Na statku jak w wielu tego typu opowieściach mamy zbiór wyrazistych postaci. Kapitana wygę, który pod maską twardego, obojętnego profesjonalisty ukrywa prawdziwie ojcowskie (dla swych marynarzy) uczucia. Lekarza idealistę gotowego zaryzykować karierę dla niesienia tubylcom zdrowia, ochmistrza – cwaniaczka w Hamburgu kupującego porno kasety, w Indiach herbatę a celników przekupującego workami polskiego cukru. Mamy Bosmana zawadiakę (tu nietypowo jest on sekretarzem partii), jest też nowy: Bernard.
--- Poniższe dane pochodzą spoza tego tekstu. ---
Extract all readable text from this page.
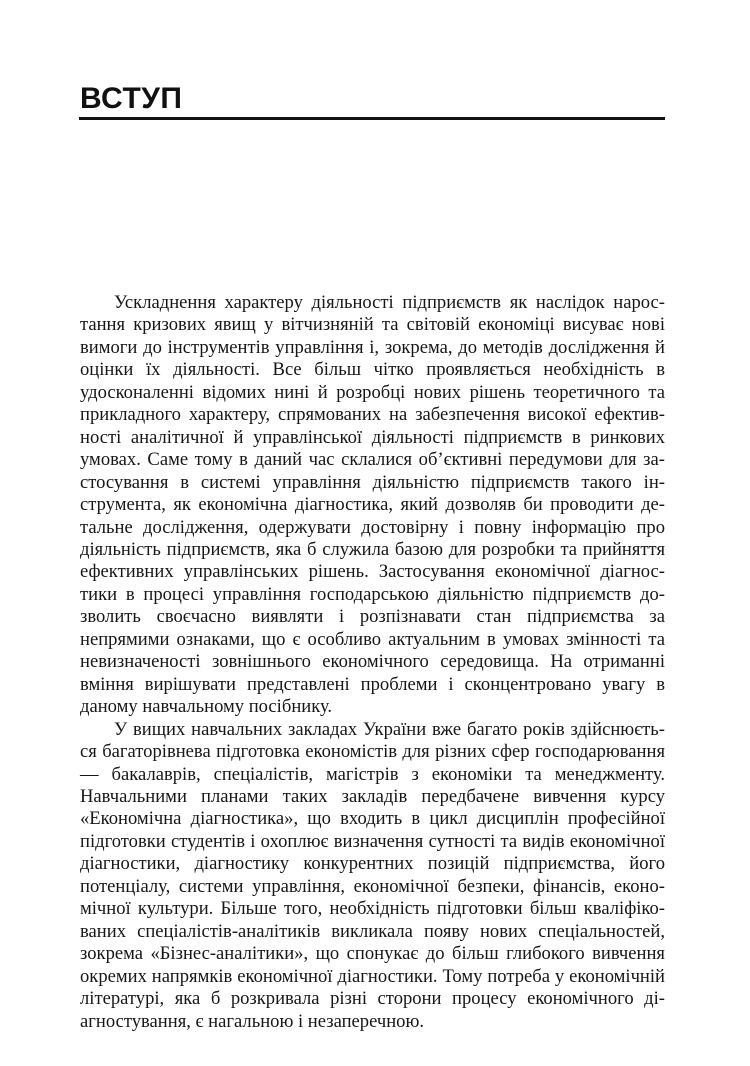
ВСТУП

Ускладнення характеру діяльності підприємств як наслідок наростання кризових явищ у вітчизняній та світовій економіці висуває нові вимоги до інструментів управління і, зокрема, до методів дослідження й оцінки їх діяльності. Все більш чітко проявляється необхідність в удосконаленні відомих нині й розробці нових рішень теоретичного та прикладного характеру, спрямованих на забезпечення високої ефективності аналітичної й управлінської діяльності підприємств в ринкових умовах. Саме тому в даний час склалися об’єктивні передумови для застосування в системі управління діяльністю підприємств такого інструмента, як економічна діагностика, який дозволяв би проводити детальне дослідження, одержувати достовірну і повну інформацію про діяльність підприємств, яка б служила базою для розробки та прийняття ефективних управлінських рішень. Застосування економічної діагностики в процесі управління господарською діяльністю підприємств дозволить своєчасно виявляти і розпізнавати стан підприємства за непрямими ознаками, що є особливо актуальним в умовах змінності та невизначеності зовнішнього економічного середовища. На отриманні вміння вирішувати представлені проблеми і сконцентровано увагу в даному навчальному посібнику.

У вищих навчальних закладах України вже багато років здійснюється багаторівнева підготовка економістів для різних сфер господарювання — бакалаврів, спеціалістів, магістрів з економіки та менеджменту. Навчальними планами таких закладів передбачене вивчення курсу «Економічна діагностика», що входить в цикл дисциплін професійної підготовки студентів і охоплює визначення сутності та видів економічної діагностики, діагностику конкурентних позицій підприємства, його потенціалу, системи управління, економічної безпеки, фінансів, економічної культури. Більше того, необхідність підготовки більш кваліфікованих спеціалістів-аналітиків викликала появу нових спеціальностей, зокрема «Бізнес-аналітики», що спонукає до більш глибокого вивчення окремих напрямків економічної діагностики. Тому потреба у економічній літературі, яка б розкривала різні сторони процесу економічного діагностування, є нагальною і незаперечною.
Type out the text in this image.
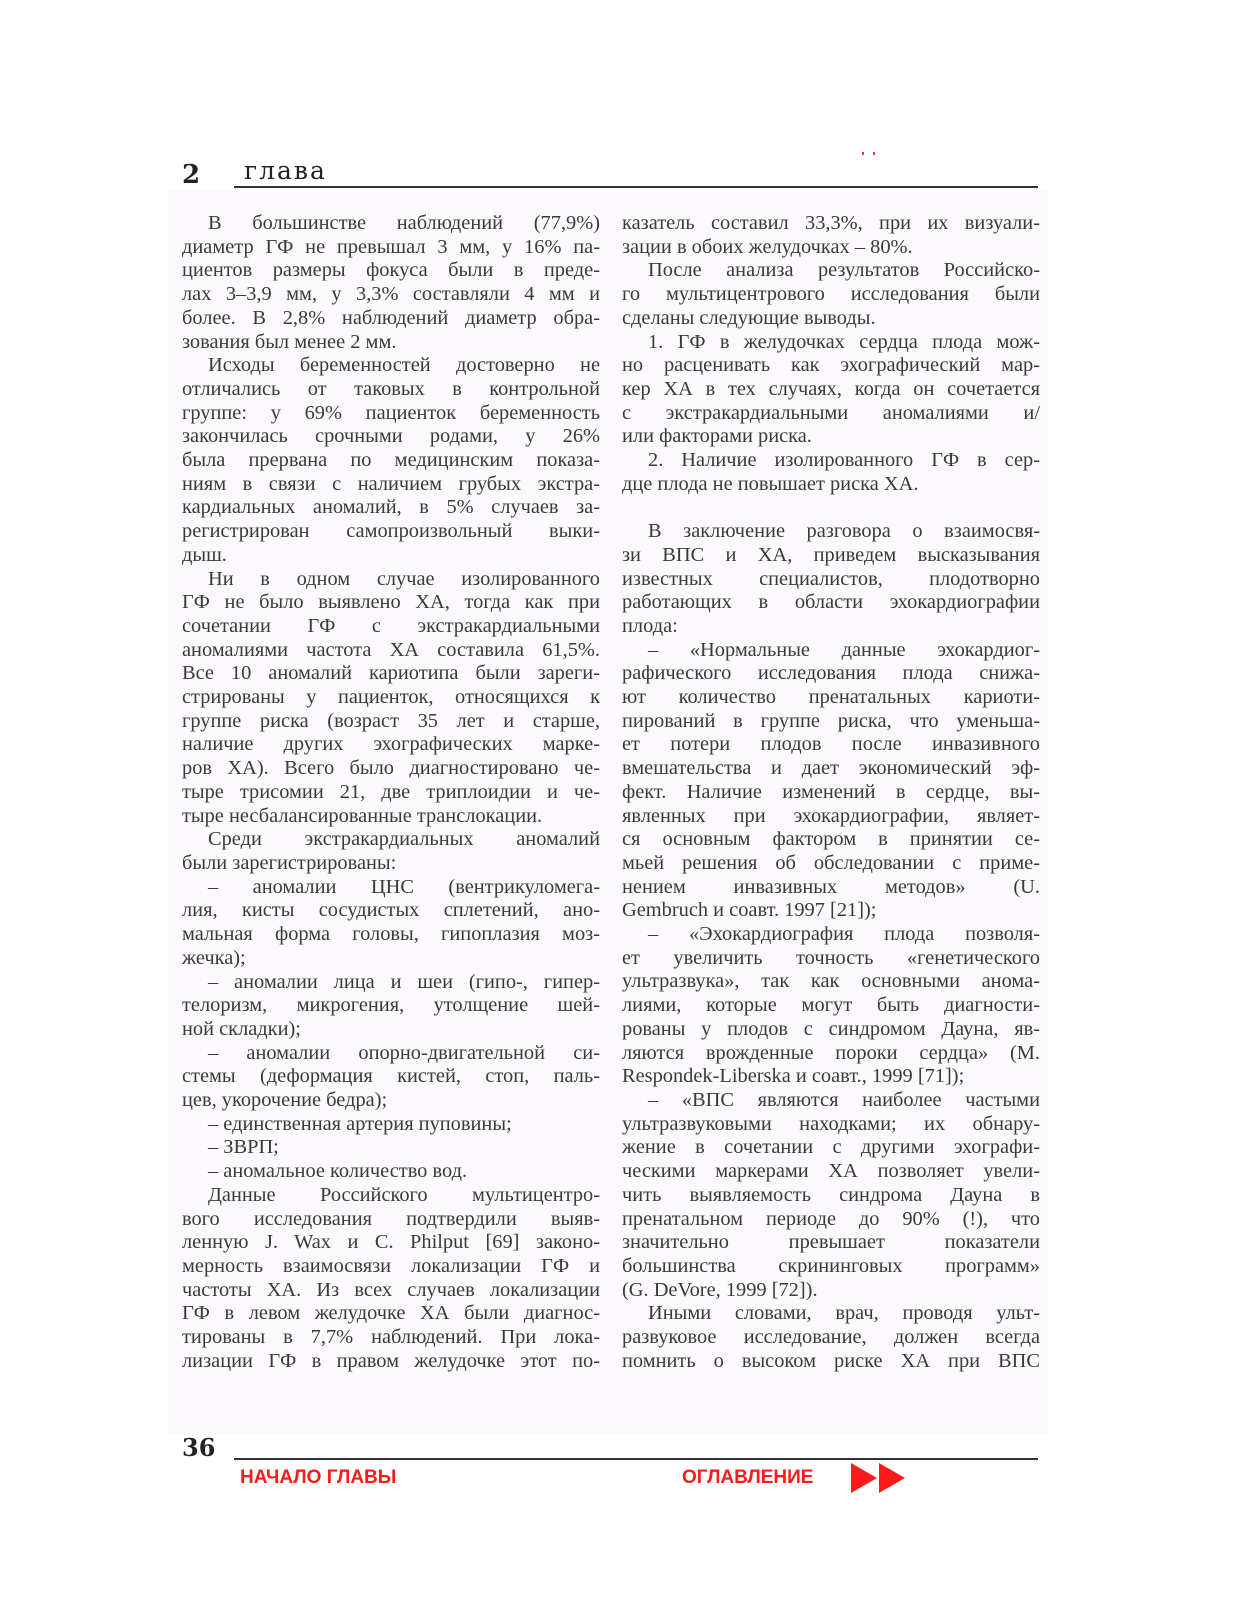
2 глава
В большинстве наблюдений (77,9%)
диаметр ГФ не превышал 3 мм, у 16% па-
циентов размеры фокуса были в преде-
лах 3–3,9 мм, у 3,3% составляли 4 мм и
более. В 2,8% наблюдений диаметр обра-
зования был менее 2 мм.
Исходы беременностей достоверно не
отличались от таковых в контрольной
группе: у 69% пациенток беременность
закончилась срочными родами, у 26%
была прервана по медицинским показа-
ниям в связи с наличием грубых экстра-
кардиальных аномалий, в 5% случаев за-
регистрирован самопроизвольный выки-
дыш.
Ни в одном случае изолированного
ГФ не было выявлено ХА, тогда как при
сочетании ГФ с экстракардиальными
аномалиями частота ХА составила 61,5%.
Все 10 аномалий кариотипа были зареги-
стрированы у пациенток, относящихся к
группе риска (возраст 35 лет и старше,
наличие других эхографических марке-
ров ХА). Всего было диагностировано че-
тыре трисомии 21, две триплоидии и че-
тыре несбалансированные транслокации.
Среди экстракардиальных аномалий
были зарегистрированы:
– аномалии ЦНС (вентрикуломега-
лия, кисты сосудистых сплетений, ано-
мальная форма головы, гипоплазия моз-
жечка);
– аномалии лица и шеи (гипо-, гипер-
телоризм, микрогения, утолщение шей-
ной складки);
– аномалии опорно-двигательной си-
стемы (деформация кистей, стоп, паль-
цев, укорочение бедра);
– единственная артерия пуповины;
– ЗВРП;
– аномальное количество вод.
Данные Российского мультицентро-
вого исследования подтвердили выяв-
ленную J. Wax и C. Philput [69] законо-
мерность взаимосвязи локализации ГФ и
частоты ХА. Из всех случаев локализации
ГФ в левом желудочке ХА были диагнос-
тированы в 7,7% наблюдений. При лока-
лизации ГФ в правом желудочке этот по-
казатель составил 33,3%, при их визуали-
зации в обоих желудочках – 80%.
После анализа результатов Российско-
го мультицентрового исследования были
сделаны следующие выводы.
1. ГФ в желудочках сердца плода мож-
но расценивать как эхографический мар-
кер ХА в тех случаях, когда он сочетается
с экстракардиальными аномалиями и/
или факторами риска.
2. Наличие изолированного ГФ в сер-
дце плода не повышает риска ХА.
В заключение разговора о взаимосвя-
зи ВПС и ХА, приведем высказывания
известных специалистов, плодотворно
работающих в области эхокардиографии
плода:
– «Нормальные данные эхокардиог-
рафического исследования плода снижа-
ют количество пренатальных кариоти-
пирований в группе риска, что уменьша-
ет потери плодов после инвазивного
вмешательства и дает экономический эф-
фект. Наличие изменений в сердце, вы-
явленных при эхокардиографии, являет-
ся основным фактором в принятии се-
мьей решения об обследовании с приме-
нением инвазивных методов» (U.
Gembruch и соавт. 1997 [21]);
– «Эхокардиография плода позволя-
ет увеличить точность «генетического
ультразвука», так как основными анома-
лиями, которые могут быть диагности-
рованы у плодов с синдромом Дауна, яв-
ляются врожденные пороки сердца» (M.
Respondek-Liberska и соавт., 1999 [71]);
– «ВПС являются наиболее частыми
ультразвуковыми находками; их обнару-
жение в сочетании с другими эхографи-
ческими маркерами ХА позволяет увели-
чить выявляемость синдрома Дауна в
пренатальном периоде до 90% (!), что
значительно превышает показатели
большинства скрининговых программ»
(G. DeVore, 1999 [72]).
Иными словами, врач, проводя ульт-
развуковое исследование, должен всегда
помнить о высоком риске ХА при ВПС
36
НАЧАЛО ГЛАВЫ	ОГЛАВЛЕНИЕ
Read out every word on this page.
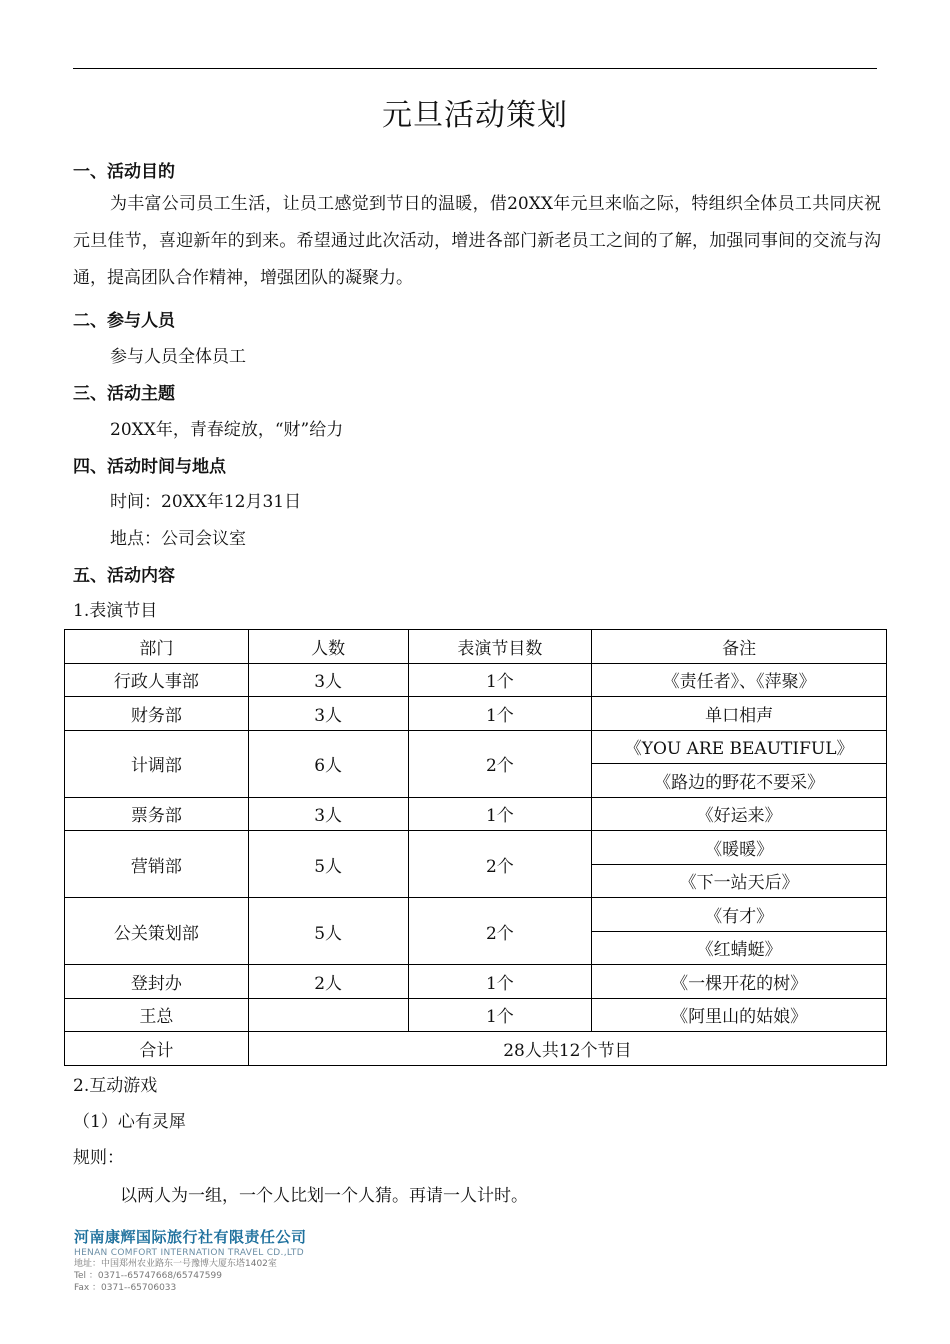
元旦活动策划
一、活动目的
为丰富公司员工生活，让员工感觉到节日的温暖，借20XX年元旦来临之际，特组织全体员工共同庆祝元旦佳节，喜迎新年的到来。希望通过此次活动，增进各部门新老员工之间的了解，加强同事间的交流与沟通，提高团队合作精神，增强团队的凝聚力。
二、参与人员
参与人员全体员工
三、活动主题
20XX年，青春绽放，“财”给力
四、活动时间与地点
时间：20XX年12月31日
地点：公司会议室
五、活动内容
1.表演节目
部门	人数	表演节目数	备注
行政人事部	3人	1个	《责任者》、《萍聚》
财务部	3人	1个	单口相声
计调部	6人	2个	《YOU ARE BEAUTIFUL》
			《路边的野花不要采》
票务部	3人	1个	《好运来》
营销部	5人	2个	《暖暖》
			《下一站天后》
公关策划部	5人	2个	《有才》
			《红蜻蜓》
登封办	2人	1个	《一棵开花的树》
王总		1个	《阿里山的姑娘》
合计	28人共12个节目		
2.互动游戏
（1）心有灵犀
规则：
以两人为一组，一个人比划一个人猜。再请一人计时。
河南康辉国际旅行社有限责任公司
HENAN COMFORT INTERNATION TRAVEL CD.,LTD
地址：中国郑州农业路东一号豫博大厦东塔1402室
Tel ：0371--65747668/65747599
Fax ：0371--65706033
Trafia on na statek by zapomnieć o tym co spotkało go w kraju. I tu UWAGA. W kraju jako młody komunista nie mógł (a jest pracownikiem stoczni) pogodzić się ze strajkami (książka wydana w 1983 roku !!!), chciał pracować i za to koledzy go pobili. Żeby zastraszyć innych łamistrajków.
Ale on nie dał się zastraszyć, nie poszedł na milicję, poszedł do związków zawodowych, ale tam nikt go nie wysłuchał bo też byli zastraszeni. Wysłano go na daleki  rejs. „Wrócisz za jakiś czas uspokoi się, ludzie zapomną” – mówili mu. I on popłynął ale nie może znaleźć swojego miejsca. Na statku ze wszystkimi ma na pieńku, wszystkich podejrzewa o złe intencję. Dopiero w Azji odnajdzie trochę spokoju. Najpierw pomoże rozbroić napastnika którego obce służby nasłały na polski statek z narkotykami by skompromitować polskich marynarzy, a potem narażając życie przekradnie się z lekarstwami na barkę pełną uwięzionych azjatyckich komunistów.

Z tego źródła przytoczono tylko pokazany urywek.